Status: core (Apache-2.0), deterministic, on by default in reasoning checks. Every recognised equation is evaluated and compared to its asserted result — no model, no heuristic, no tolerance games beyond floating-point rounding.

A model can reason fluently and still get the sums wrong. Where numeric verification checks numeric plausibility (percentage changes, date logic, magnitudes), this checks whether the explicit arithmetic in a chain-of-thought answer actually holds: 3 + 4 = 8 is flagged, 12 × 5 = 60 passes.

How it works

  1. Equations are extracted with a regex — left = right, left equals right, left is equal to right — where the left side must carry at least one operator, so a plain x is 5 is not mistaken for arithmetic.
  2. The left side is evaluated and compared to the asserted right side within a floating-point tolerance (math.isclose).
  3. Thousands separators (1,000), currency ($3,000), parentheses, unary minus, and the Unicode operators × ÷ · are all understood; scientific notation and anything outside the arithmetic character set make an expression unevaluable (and so simply uncounted, never falsely flagged).
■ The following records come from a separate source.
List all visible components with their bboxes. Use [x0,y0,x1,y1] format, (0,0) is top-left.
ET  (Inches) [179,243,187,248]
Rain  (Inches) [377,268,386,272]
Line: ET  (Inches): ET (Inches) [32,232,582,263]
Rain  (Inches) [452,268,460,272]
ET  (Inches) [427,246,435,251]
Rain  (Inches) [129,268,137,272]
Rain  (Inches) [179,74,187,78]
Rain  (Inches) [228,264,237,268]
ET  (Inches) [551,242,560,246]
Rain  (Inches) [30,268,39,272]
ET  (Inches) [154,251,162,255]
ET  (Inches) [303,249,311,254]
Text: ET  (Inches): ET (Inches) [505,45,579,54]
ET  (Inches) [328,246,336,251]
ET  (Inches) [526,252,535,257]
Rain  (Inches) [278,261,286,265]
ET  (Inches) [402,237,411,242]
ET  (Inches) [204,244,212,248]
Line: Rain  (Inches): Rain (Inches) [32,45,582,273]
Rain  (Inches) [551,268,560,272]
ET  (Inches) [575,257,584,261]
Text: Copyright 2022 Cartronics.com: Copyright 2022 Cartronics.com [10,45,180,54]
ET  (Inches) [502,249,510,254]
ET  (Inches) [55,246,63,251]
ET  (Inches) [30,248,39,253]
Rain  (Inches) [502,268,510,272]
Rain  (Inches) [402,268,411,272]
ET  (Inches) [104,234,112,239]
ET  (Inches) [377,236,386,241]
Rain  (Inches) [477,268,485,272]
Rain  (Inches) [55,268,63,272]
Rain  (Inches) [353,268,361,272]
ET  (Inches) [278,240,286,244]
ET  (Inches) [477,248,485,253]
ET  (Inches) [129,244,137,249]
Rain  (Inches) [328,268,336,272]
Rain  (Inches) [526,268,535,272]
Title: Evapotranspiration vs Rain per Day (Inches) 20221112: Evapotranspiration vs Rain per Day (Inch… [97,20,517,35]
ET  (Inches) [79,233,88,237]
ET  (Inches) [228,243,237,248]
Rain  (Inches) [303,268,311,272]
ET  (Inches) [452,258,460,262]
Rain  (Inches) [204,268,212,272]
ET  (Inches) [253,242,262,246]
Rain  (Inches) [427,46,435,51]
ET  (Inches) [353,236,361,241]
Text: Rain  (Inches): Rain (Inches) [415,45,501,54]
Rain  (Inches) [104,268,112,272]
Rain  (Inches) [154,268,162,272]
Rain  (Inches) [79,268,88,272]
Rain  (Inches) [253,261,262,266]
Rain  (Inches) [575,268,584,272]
It is wired into the reasoning-chain verifier, so step-logic and arithmetic are checked together:

from director_ai.core import verify_arithmetic, verify_reasoning_chain

verify_arithmetic("Step 2: 3 + 4 = 8.").errors          # -> [3 + 4 = 8]
result = verify_reasoning_chain("Step 1: ... Step 2: 3 + 4 = 8. ...")
result.math_errors      # arithmetic mistakes
result.chain_valid      # False — a wrong sum is a chain issue

Disable the arithmetic pass with verify_reasoning_chain(text, check_math=False).

Polyglot backend

The evaluator runs through the Rust rust_eval_arithmetic kernel (backfire_core::compute::eval_arithmetic) with a pure-Python ast fallback. The two are bit-for-bit identical: the same IEEE-754 doubles, the same precedence and left-associativity, the same character set, and any non-finite result (division by zero, overflow) reported as NaN on both paths. The dispatch is therefore purely a speed choice. See Rust Acceleration.

Measured

python -m benchmarks.math_consistency:

Metric Value
Detection accuracy (labelled CoT snippets, n=12) 1.00
Error precision / recall 1.00 / 1.00
Rust ↔ Python parity exact (NaN included)
Rust speed-up over Python ~16×

Detection is exact because the check is deterministic arithmetic, not a learned judgement — the only failure mode is an equation the extractor does not recognise, which is counted as "not checked", never as "correct". Numbers come from the committed benchmark and benchmarks/results/math_consistency.json.